Seven reasons why coffee may actually benefit your health and give you a longer life
There have been many studies that have shown the effects of coffee on various aspects of health. A research does suggest that coffee drinkers are less likely to suffer from certain illnesses. Read on how coffee can give you good health and a longer life.fitness Updated: Dec 20, 2017 12:45 IST
Your daily cup of coffee may be doing more for you than providing that early-morning pick-me-up.
Coffee isn’t just warm and energising; it may also be extremely good for you. There have been many studies that have shown the effects of coffee on various aspects of health.
A research does suggest that coffee drinkers are less likely to suffer from certain illnesses.
Here are seven ways how coffee may actually benefit your health and give you a longer life:
1. Protection against cirrhosis of the liver
A recent study found that drinking more coffee is associated with lower risk for cirrhosis. Drinking one cup of coffee per day was shown to be linked with a 22% reduced risk for cirrhosis, a liver disease that is often caused by heavy alcohol consumption. Two daily cups were associated with a 43% reduced risk, three cups with 57% reduced risk, and four cups with 65% reduced risk.
2. Lowered risk of Type 2 Diabetes
Those who consumed six or more cups per day had a 22% lower risk of diabetes. A large number of review studies have found that every additional cup of coffee one drinks per day was correlated with a 7% reduced risk for developing Type 2 diabetes.Decaf coffee decreased risk by 6% per cup.
3. Coffee drinkers have less risk of heart disease
A study found that participants who consumed 3 to 5 cups of coffee a day were less likely to show the beginning signs of heart disease. A review of more than 200 studies found that people who drank three or four cups of coffee per day were 19% less likely to die from cardiovascular disease.There is some evidence that coffee may support heart health by protecting against arterial damage caused by inflammation.
4. Coffee reduces colorectal cancer risk
Even moderate consumption of coffee can reduce the odds of developing colorectal cancer by 26%. Meanwhile, a review of studies found that heavy coffee drinkers (who had at least three cups a day) had an 18% reduced risk for cancer.Another review found that at least one cup each day was associated with 15% reduced risk for liver cancer and an 8% reduced risk for endometrial cancer.Some data indicates that coffee drinkers may be less likely to suffer from oral/pharyngeal cancer and advanced prostate cancer as well.

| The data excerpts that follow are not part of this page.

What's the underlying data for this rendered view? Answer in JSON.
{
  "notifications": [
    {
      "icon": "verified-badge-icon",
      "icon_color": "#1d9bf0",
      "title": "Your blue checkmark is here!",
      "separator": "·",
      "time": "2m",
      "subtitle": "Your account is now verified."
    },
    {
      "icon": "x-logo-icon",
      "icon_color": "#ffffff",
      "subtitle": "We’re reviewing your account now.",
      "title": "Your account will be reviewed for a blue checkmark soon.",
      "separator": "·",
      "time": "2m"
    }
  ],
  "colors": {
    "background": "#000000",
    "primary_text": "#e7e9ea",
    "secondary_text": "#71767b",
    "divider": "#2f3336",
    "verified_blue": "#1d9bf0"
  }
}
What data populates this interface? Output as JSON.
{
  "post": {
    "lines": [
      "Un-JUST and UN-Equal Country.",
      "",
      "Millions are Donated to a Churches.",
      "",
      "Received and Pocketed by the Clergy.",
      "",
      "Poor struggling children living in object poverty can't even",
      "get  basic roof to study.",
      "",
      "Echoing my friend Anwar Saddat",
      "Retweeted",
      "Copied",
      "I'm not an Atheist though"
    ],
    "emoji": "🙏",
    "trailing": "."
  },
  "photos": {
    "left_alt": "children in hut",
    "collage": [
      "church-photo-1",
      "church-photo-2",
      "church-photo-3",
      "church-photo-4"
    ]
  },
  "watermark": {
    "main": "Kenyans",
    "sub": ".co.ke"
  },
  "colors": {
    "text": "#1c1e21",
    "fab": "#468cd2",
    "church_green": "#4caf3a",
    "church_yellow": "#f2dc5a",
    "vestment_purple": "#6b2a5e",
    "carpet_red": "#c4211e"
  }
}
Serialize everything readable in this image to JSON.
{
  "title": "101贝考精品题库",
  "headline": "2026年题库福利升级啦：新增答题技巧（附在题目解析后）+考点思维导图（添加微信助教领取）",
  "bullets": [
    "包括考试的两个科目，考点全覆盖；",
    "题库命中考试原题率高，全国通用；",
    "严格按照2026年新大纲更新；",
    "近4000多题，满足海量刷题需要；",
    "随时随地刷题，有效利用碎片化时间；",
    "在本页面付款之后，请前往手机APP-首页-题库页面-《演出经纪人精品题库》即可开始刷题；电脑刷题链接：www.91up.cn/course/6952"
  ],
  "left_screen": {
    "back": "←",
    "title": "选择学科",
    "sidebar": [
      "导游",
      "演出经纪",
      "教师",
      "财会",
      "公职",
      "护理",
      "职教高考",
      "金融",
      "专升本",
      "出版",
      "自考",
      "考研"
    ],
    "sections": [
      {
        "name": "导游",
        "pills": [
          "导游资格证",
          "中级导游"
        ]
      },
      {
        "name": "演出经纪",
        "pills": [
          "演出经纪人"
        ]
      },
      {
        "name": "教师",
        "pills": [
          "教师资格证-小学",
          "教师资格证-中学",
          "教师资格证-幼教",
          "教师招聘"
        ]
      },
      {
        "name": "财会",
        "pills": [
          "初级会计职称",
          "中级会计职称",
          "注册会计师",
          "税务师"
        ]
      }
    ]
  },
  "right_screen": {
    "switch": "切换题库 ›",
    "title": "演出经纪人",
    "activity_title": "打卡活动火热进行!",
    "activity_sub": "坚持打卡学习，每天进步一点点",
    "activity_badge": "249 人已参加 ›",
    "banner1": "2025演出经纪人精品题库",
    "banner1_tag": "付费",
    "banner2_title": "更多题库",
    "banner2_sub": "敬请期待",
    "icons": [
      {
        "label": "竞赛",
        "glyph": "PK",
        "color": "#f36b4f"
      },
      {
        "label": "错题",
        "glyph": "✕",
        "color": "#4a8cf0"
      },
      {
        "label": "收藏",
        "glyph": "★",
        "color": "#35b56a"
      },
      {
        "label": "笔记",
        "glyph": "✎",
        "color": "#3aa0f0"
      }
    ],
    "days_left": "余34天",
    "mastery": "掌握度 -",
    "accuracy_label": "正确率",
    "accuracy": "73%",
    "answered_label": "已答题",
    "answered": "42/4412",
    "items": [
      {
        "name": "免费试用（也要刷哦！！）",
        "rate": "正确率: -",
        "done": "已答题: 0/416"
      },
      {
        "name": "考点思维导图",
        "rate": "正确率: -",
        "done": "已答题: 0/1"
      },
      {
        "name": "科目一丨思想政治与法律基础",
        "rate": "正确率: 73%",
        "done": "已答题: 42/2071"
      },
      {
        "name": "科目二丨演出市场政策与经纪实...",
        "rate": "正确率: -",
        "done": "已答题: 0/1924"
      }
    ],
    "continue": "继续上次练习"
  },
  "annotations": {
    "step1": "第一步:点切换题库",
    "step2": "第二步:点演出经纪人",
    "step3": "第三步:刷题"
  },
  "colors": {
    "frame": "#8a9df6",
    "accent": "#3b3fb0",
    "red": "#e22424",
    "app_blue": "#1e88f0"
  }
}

5. Coffee may lower your risk of Alzheimer’s and dementia
Not only can coffee make you smarter in the short term, it may also protect your brain in old age. A meta-analysis of studies about coffee intake and brain health calculated that regular coffee drinkers were approximately 16% less likely to suffer from Alzheimer’s, dementia, or cognitive decline. There are smaller studies that suggest drinking coffee can lead to even bigger risk reductions for Alzheimer’s.
6. Coffee reduces suicide risk and Depression
A detailed study of more than 50,000 women showed that drinking at least a cup of coffee each week was associated with 15% reduced risk for depression, and drinking two to three cups per day was associated with 20% reduced risk. The research that looked at more than 1,00,000 men and women found that coffee drinkers were 45% less likely to die from suicide and heavy coffee drinkers (four or more cups a day) 53% less likely to die from suicide.
7. Overall mortality
One large study of more than 5,00,000 European people found that in a 16-year-period, men who drank three or more cups per day were 12% less likely to die, and women 7% less likely to die. In particular, people were less likely to die from circulatory and digestive diseases. Heavy coffee drinkers also had healthier livers.
A study of 1,85,855 participants confirmed that result. People who drank one cup per day were 12% less likely to die. Two to three cups were associated with an 18% decrease in risk for early death.